Abstract. The management of riverine areas is fundamental due to their great environmental importance. The fast changes that occur in these areas due to river mechanics and human pressure makes it necessary to obtain data with high temporal and spatial resolution. This study proposes a workflow to map riverine species using Unmanned Aerial Vehicle (UAV) imagery. Based on RGB point clouds, our work derived simple geometric and spectral metrics to classify an area of the public hydraulic domain of the river Palancia (Spain) in five different classes: Tamarix gallica L. (French tamarisk), Pinus halepensis Miller (Aleppo pine), Arundo donax L. (giant reed), other riverine species and ground.
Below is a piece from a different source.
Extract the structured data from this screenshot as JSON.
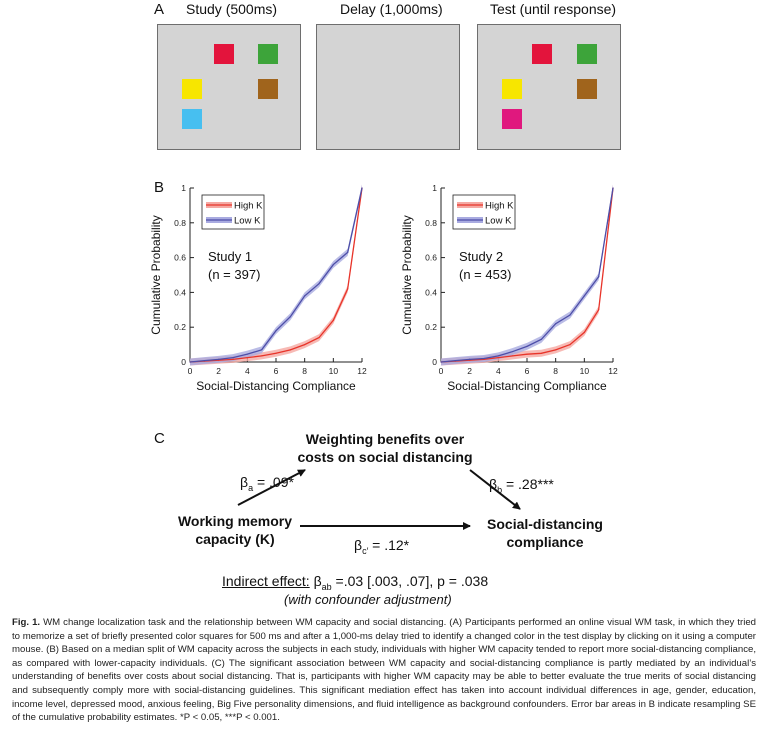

A total of six Machine Learning (ML) methods were evaluated: Decision Trees, Extra Trees, Multilayer Perceptron, K-Nearest Neighbors, Random Forest and Ridge. The method chosen to carry out the classification was Random Forest, which obtained a mean score cross-validation close to 0.8. Subsequently, an object-based reclassification was done to improve this result, obtaining an overall accuracy of 83.6%, and individually a producer’s accuracy of 73.8% for giant reed, 87.7% for Aleppo pine, 82.8% for French tamarisk, 93.5% for ground and 80.1% for other riverine species. Results were promising, proving the feasibility of using this cost-effective method for periodic monitoring of riverine species. In addition, the proposed workflow is easily transferable to other tasks beyond riverine species classification (e.g., green areas detection, land cover classification) opening new opportunities in the use of UAVs equipped with consumer cameras for environmental applications.